You can figure out whether the scan was a CLILicenseScan or an ArchiveUpload by running fossa analyze with the --debug flag: fossa analyze --debug.

If it was a CLILicenseScan, then you will see this in the logs:

"License Scanning '<vendored dependency name>' at '<vendored dependency path>'.

If it was an ArchiveUpload, then you will see this in the logs:

"Compressing '<vendored dependency name>' at '<vendored dependency path>'.

You can see exactly what data the CLI is uploading for a CLI license scan for your code by running the following command:

fossa license-scan fossa-deps

Here is a sample output of the data that gets uploaded to the server for a CLI license scan. The license text has been truncated for readability, but other than that this is exactly what would be uploaded.

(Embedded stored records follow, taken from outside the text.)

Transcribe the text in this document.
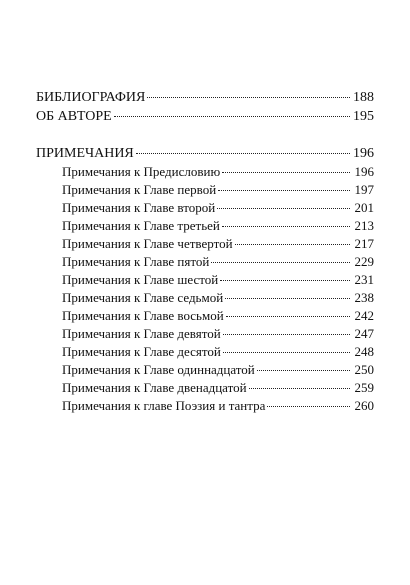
БИБЛИОГРАФИЯ	188
ОБ АВТОРЕ	195
ПРИМЕЧАНИЯ	196
Примечания к Предисловию	196
Примечания к Главе первой	197
Примечания к Главе второй	201
Примечания к Главе третьей	213
Примечания к Главе четвертой	217
Примечания к Главе пятой	229
Примечания к Главе шестой	231
Примечания к Главе седьмой	238
Примечания к Главе восьмой	242
Примечания к Главе девятой	247
Примечания к Главе десятой	248
Примечания к Главе одиннадцатой	250
Примечания к Главе двенадцатой	259
Примечания к главе Поэзия и тантра	260
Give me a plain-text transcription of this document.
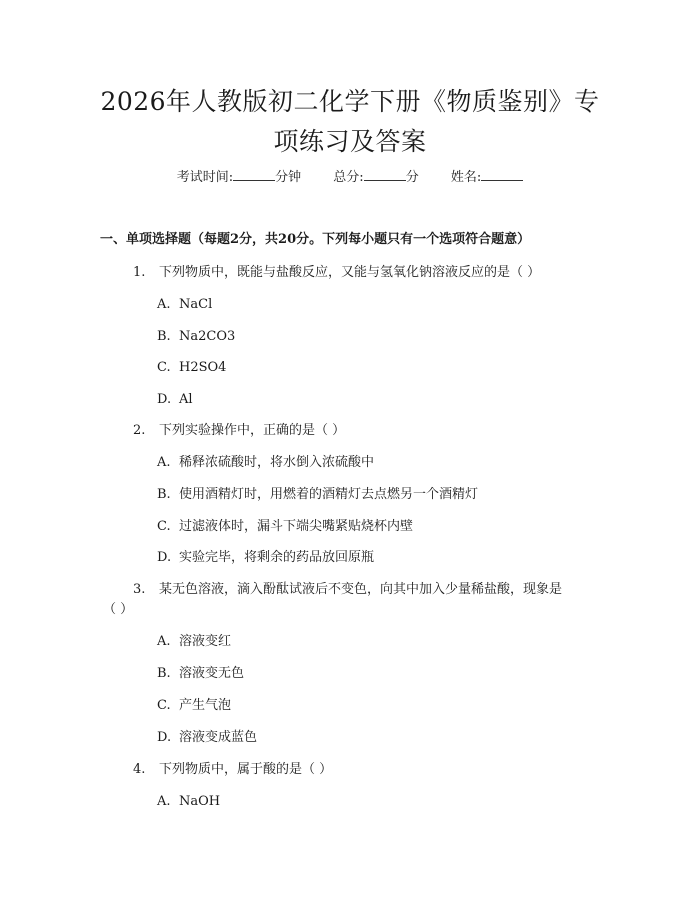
2026年人教版初二化学下册《物质鉴别》专
项练习及答案
考试时间:	分钟 总分:	分 姓名:
一、单项选择题（每题2分，共20分。下列每小题只有一个选项符合题意）
1. 下列物质中，既能与盐酸反应，又能与氢氧化钠溶液反应的是（ ）
A. NaCl
B. Na2CO3
C. H2SO4
D. Al
2. 下列实验操作中，正确的是（ ）
A. 稀释浓硫酸时，将水倒入浓硫酸中
B. 使用酒精灯时，用燃着的酒精灯去点燃另一个酒精灯
C. 过滤液体时，漏斗下端尖嘴紧贴烧杯内壁
D. 实验完毕，将剩余的药品放回原瓶
3. 某无色溶液，滴入酚酞试液后不变色，向其中加入少量稀盐酸，现象是
（ ）
A. 溶液变红
B. 溶液变无色
C. 产生气泡
D. 溶液变成蓝色
4. 下列物质中，属于酸的是（ ）
A. NaOH
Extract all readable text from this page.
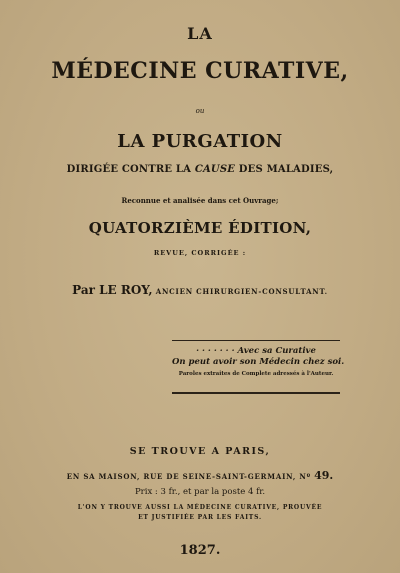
LA
MÉDECINE CURATIVE,
ou
LA PURGATION
DIRIGÉE CONTRE LA CAUSE DES MALADIES,
Reconnue et analisée dans cet Ouvrage;
QUATORZIÈME ÉDITION,
REVUE, CORRIGÉE :
Par LE ROY, ANCIEN CHIRURGIEN-CONSULTANT.
· · · · · · · Avec sa Curative
On peut avoir son Médecin chez soi.
Paroles extraites de Complete adressés à l'Auteur.
SE TROUVE A PARIS,
EN SA MAISON, RUE DE SEINE-SAINT-GERMAIN, Nº 49.
Prix : 3 fr., et par la poste 4 fr.
L'ON Y TROUVE AUSSI LA MÉDECINE CURATIVE, PROUVÉE
ET JUSTIFIÉE PAR LES FAITS.
1827.
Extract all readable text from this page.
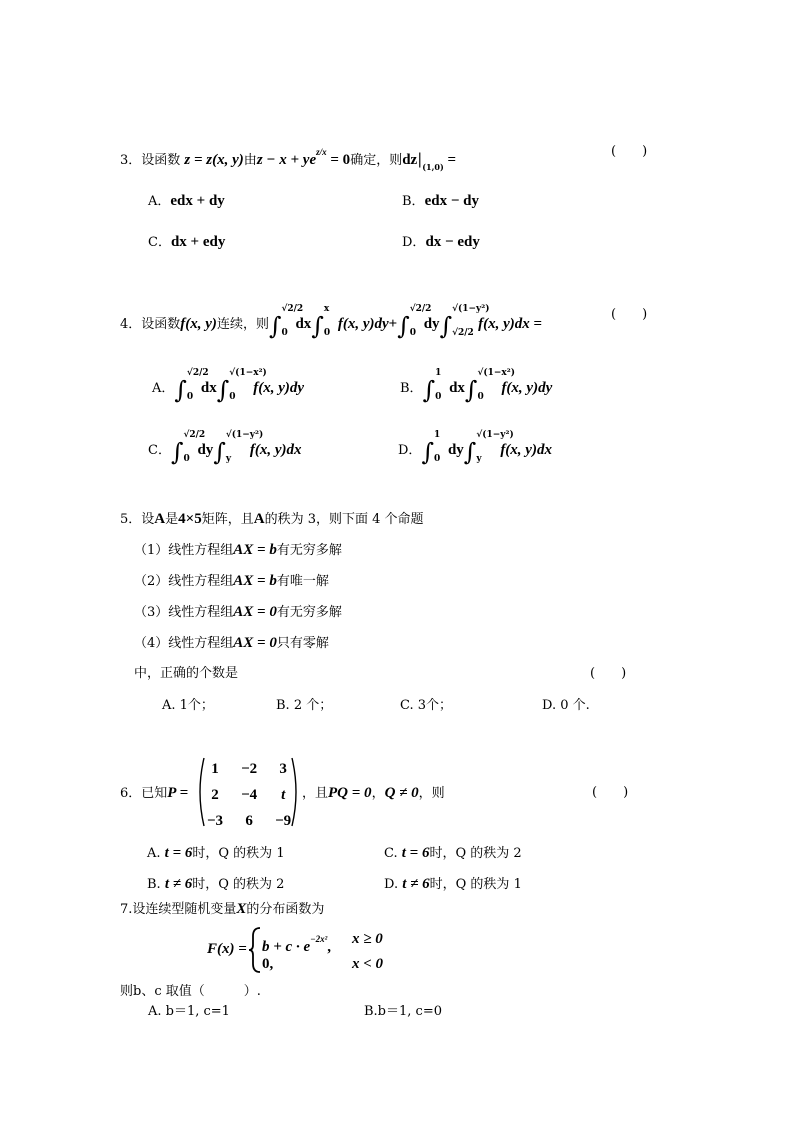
3．设函数 z = z(x, y)由$z - x + ye^{z/x} = 0$确定，则$dz|_{(1,0)}$ =
(　　)
A．edx + dy	B．edx − dy
C．dx + edy	D．dx − edy
4．设函数f(x, y)连续，则∫
√2/2
0
dx∫
x
0
f(x, y)dy+∫
√2/2
0
dy∫
√(1−y²)
√2/2
f(x, y)dx =
(　　)
A．∫
√2/2
0
dx∫
√(1−x²)
0
f(x, y)dy	B．∫
1
0
dx∫
√(1−x²)
0
f(x, y)dy
C．∫
√2/2
0
dy∫
√(1−y²)
y
f(x, y)dx	D．∫
1
0
dy∫
√(1−y²)
y
f(x, y)dx
5．设A是4×5矩阵，且A的秩为 3，则下面 4 个命题
（1）线性方程组AX = b有无穷多解
（2）线性方程组AX = b有唯一解
（3）线性方程组AX = 0有无穷多解
（4）线性方程组AX = 0只有零解
中，正确的个数是	(　　)
A. 1个；	B. 2 个；	C. 3个；	D. 0 个.
6．已知P =
1	−2	3
2	−4	t
−3	6	−9
，且PQ = 0，Q ≠ 0，则	(　　)
A. t = 6时，Q 的秩为 1	C. t = 6时，Q 的秩为 2
B. t ≠ 6时，Q 的秩为 2	D. t ≠ 6时，Q 的秩为 1
7.设连续型随机变量X的分布函数为
$F(x) = b + c \cdot e^{-2x^2}$, x ≥ 0
0,	x < 0
则b、c 取值（　　　）.
A. b＝1, c=1	B.b＝1, c=0
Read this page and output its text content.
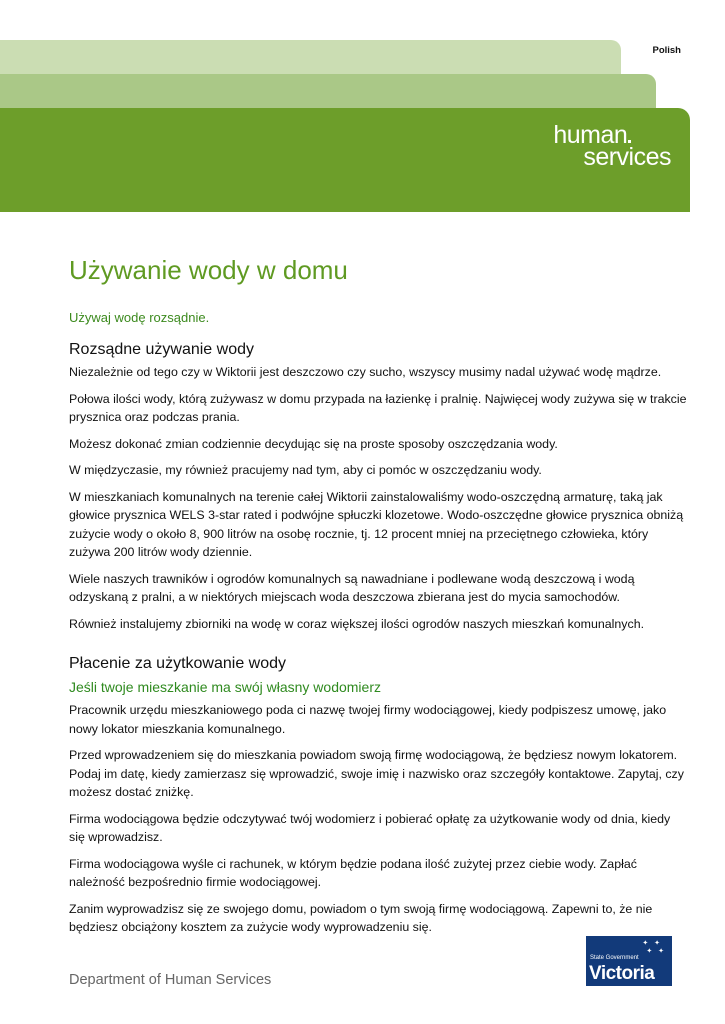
Polish
human
services
Używanie wody w domu
Używaj wodę rozsądnie.
Rozsądne używanie wody

Niezależnie od tego czy w Wiktorii jest deszczowo czy sucho, wszyscy musimy nadal używać wodę mądrze.

Połowa ilości wody, którą zużywasz w domu przypada na łazienkę i pralnię. Najwięcej wody zużywa się w trakcie prysznica oraz podczas prania.

Możesz dokonać zmian codziennie decydując się na proste sposoby oszczędzania wody.

W międzyczasie, my również pracujemy nad tym, aby ci pomóc w oszczędzaniu wody.

W mieszkaniach komunalnych na terenie całej Wiktorii zainstalowaliśmy wodo-oszczędną armaturę, taką jak głowice prysznica WELS 3-star rated i podwójne spłuczki klozetowe. Wodo-oszczędne głowice prysznica obniżą zużycie wody o około 8, 900 litrów na osobę rocznie, tj. 12 procent mniej na przeciętnego człowieka, który zużywa 200 litrów wody dziennie.

Wiele naszych trawników i ogrodów komunalnych są nawadniane i podlewane wodą deszczową i wodą odzyskaną z pralni, a w niektórych miejscach woda deszczowa zbierana jest do mycia samochodów.

Również instalujemy zbiorniki na wodę w coraz większej ilości ogrodów naszych mieszkań komunalnych.

Płacenie za użytkowanie wody
Jeśli twoje mieszkanie ma swój własny wodomierz

Pracownik urzędu mieszkaniowego poda ci nazwę twojej firmy wodociągowej, kiedy podpiszesz umowę, jako nowy lokator mieszkania komunalnego.

Przed wprowadzeniem się do mieszkania powiadom swoją firmę wodociągową, że będziesz nowym lokatorem. Podaj im datę, kiedy zamierzasz się wprowadzić, swoje imię i nazwisko oraz szczegóły kontaktowe. Zapytaj, czy możesz dostać zniżkę.

Firma wodociągowa będzie odczytywać twój wodomierz i pobierać opłatę za użytkowanie wody od dnia, kiedy się wprowadzisz.

Firma wodociągowa wyśle ci rachunek, w którym będzie podana ilość zużytej przez ciebie wody. Zapłać należność bezpośrednio firmie wodociągowej.

Zanim wyprowadzisz się ze swojego domu, powiadom o tym swoją firmę wodociągową. Zapewni to, że nie będziesz obciążony kosztem za zużycie wody wyprowadzeniu się.

Department of Human Services
✦ ✦
✦ ✦
State Government
Victoria
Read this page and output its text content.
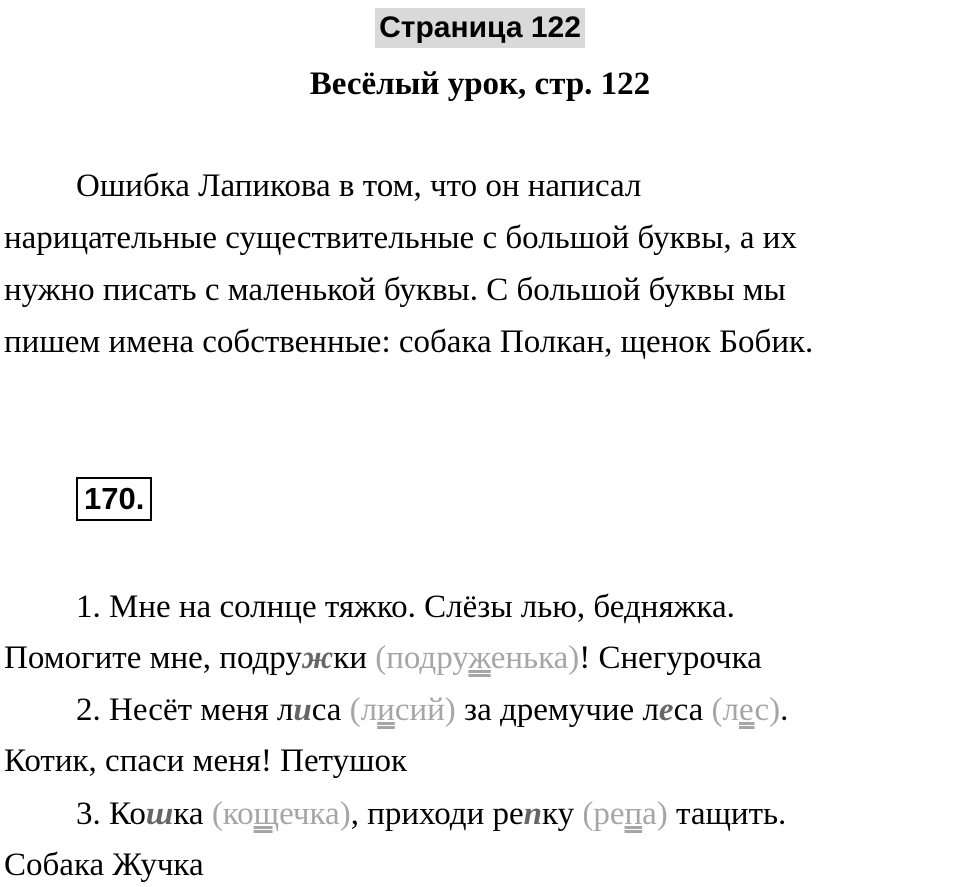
Страница 122
Весёлый урок, стр. 122
Ошибка Лапикова в том, что он написал
нарицательные существительные с большой буквы, а их
нужно писать с маленькой буквы. С большой буквы мы
пишем имена собственные: собака Полкан, щенок Бобик.
170.
1. Мне на солнце тяжко. Слёзы лью, бедняжка.
Помогите мне, подружки (подруженька)! Снегурочка
2. Несёт меня лиса (лисий) за дремучие леса (лес).
Котик, спаси меня! Петушок
3. Кошка (кощечка), приходи репку (репа) тащить.
Собака Жучка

You can also download the full JSON.

{
  "uploadUnits": [
    {
      "LicenseUnits": [
        {
          "Data": [
            {
              "Copyright": null,
              "Copyrights": null,
              "ThemisVersion": "df717b7762a7441a82713f03ad626b65734060ae",
              "match_data": [
                {
                  "end_line": 201,
                  "index": 0,
                  "length": 11322,
                  "location": 33,
                  "match_string": "Apache License\n                           Version 2.0, January 2004\n                        http://www.apache.org/licenses/\n\n   TERMS AND CONDITIONS FOR USE, REPRODUCTION, AND DISTRIBUTION ...  WITHOUT WARRANTIES OR CONDITIONS OF ANY KIND, either express or implied.\n   See the License for the specific language governing permissions and\n   limitations under the License.",
                  "start_line": 1
                }
              ],
              "path": "vendored/apache-2.0.LICENSE"
            }
          ],
          "Dir": "",
          "Files": [
            "vendored/apache-2.0.LICENSE"
          ],
          "Info": {
            "Description": ""
          },
          "Name": "apache-2.0",
          "Type": "LicenseUnit"
        },
        {
          "Data": [
            {
              "Copyright": null,
              "Copyrights": null,
              "ThemisVersion": "df717b7762a7441a82713f03ad626b65734060ae",
              "match_data": [
                {
                  "end_line": 18,
                  "index": 0,
                  "length": 1021,
                  "location": 0,
                  "match_string": "Permission is hereby granted, free of charge, to any person obtaining\na copy of this software ...\nSOFTWARE OR THE USE OR OTHER DEALINGS IN THE SOFTWARE.",
                  "start_line": 1
                }
              ],
              "path": "vendored/mit.LICENSE"
            }
          ],
          "Dir": "",
          "Files": [
            "vendored/mit.LICENSE"
          ],
          "Info": {
            "Description": ""
          },
          "Name": "mit",
          "Type": "LicenseUnit"
        }
      ],
      "Name": "vendored",
      "Type": "cli-license-scanned"
    }
  ]
}

Telemetry

The FOSSA CLI collects anonymous feature usage information, observed errors and warnings, and performance diagnostic information to help improve the experience for everyone.

You can get more information about what telemetry data gets uploaded and how to opt-out of telemetry uploads here.

Inspecting exactly what gets uploaded with echotraffic

FOSSA provides an open-source tool called echotraffic that you can use to see exactly what data FOSSA is sending to FOSSA's servers.

Follow the directions in echotraffic's README to get started.